Sales and Marketing:
Our marketing strategy will focus on building relationships with key industry players,
including airlines and airports, emphasizing the environmental benefits of SAF and its
importance in achieving sustainability goals. We will also advocate for government
support and incentives for SAF production and use.
Regulatory Compliance:
We will closely monitor and adhere to international aviation fuel regulations and
sustainability certifications, such as CORSIA (Carbon Offsetting and Reduction Scheme for International Aviation), and ensure that SAF produced is ASTM D7566 compliant.

Revenue Model:
- SAF Sales: We will generate revenue by selling SAF to airlines, airports, and other
aviation-related customers.
-Carbon Credits: We will participate in carbon credit programs, generating additional
revenue streams through the sale of verified emission reductions.
Risk Analysis:
-Technological Risks: The production of SAF is technologically complex, and there is a risk of delays or cost overruns. Mitigation strategies include working with experienced technology providers and investing in ongoing R&D to stay at the forefront of industry innovations.
-Market Risks: SAF adoption depends on regulatory support and customer willingness to pay a premium for sustainable fuel. We will mitigate these risks by building strong relationships with airlines, offering long-term contracts, and staying aligned with global sustainability mandates.
-Supply Chain Risks: Ensuring a steady supply of feedstock is crucial for our operations.

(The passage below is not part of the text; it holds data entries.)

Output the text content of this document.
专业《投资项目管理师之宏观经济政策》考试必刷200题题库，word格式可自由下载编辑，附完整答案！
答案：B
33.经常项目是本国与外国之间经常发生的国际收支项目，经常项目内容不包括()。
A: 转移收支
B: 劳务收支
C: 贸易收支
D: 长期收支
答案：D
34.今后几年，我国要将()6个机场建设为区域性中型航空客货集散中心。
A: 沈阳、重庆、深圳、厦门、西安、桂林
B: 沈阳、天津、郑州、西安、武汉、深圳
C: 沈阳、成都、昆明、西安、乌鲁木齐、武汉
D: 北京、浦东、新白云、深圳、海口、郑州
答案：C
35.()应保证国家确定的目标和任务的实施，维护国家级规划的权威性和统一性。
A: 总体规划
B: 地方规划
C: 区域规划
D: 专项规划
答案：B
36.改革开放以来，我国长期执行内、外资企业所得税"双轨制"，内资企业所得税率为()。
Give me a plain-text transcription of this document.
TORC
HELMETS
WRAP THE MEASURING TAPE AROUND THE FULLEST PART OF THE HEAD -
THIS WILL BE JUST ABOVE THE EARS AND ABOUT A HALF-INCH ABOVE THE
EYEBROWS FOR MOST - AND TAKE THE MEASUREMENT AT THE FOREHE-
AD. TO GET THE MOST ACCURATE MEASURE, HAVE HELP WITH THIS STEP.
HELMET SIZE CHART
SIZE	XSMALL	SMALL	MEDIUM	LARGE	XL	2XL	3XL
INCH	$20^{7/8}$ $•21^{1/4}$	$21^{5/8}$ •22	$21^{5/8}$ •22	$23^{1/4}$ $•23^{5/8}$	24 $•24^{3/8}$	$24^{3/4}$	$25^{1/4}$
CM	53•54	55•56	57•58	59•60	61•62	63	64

We will diversify feedstock sources to reduce dependency on any single source and establish long-term contracts with reliable suppliers.
Conclusion:
Imagio's SAF Project on Sustainable Aviation Fuels is poised to play a pivotal role in
transforming the aviation industry toward sustainability. By leveraging innovative SAF
production technologies, forming strategic partnerships, and capitalizing on the growing demand for carbon-neutral alternatives, SuRF Industries aims to become a market leader in the emerging SAF sector.
With the right investment, partnerships, and operational execution, SuRF Industries will not only meet the aviation industry's need for sustainable fuels but also make a
significant contribution to the fight against climate change.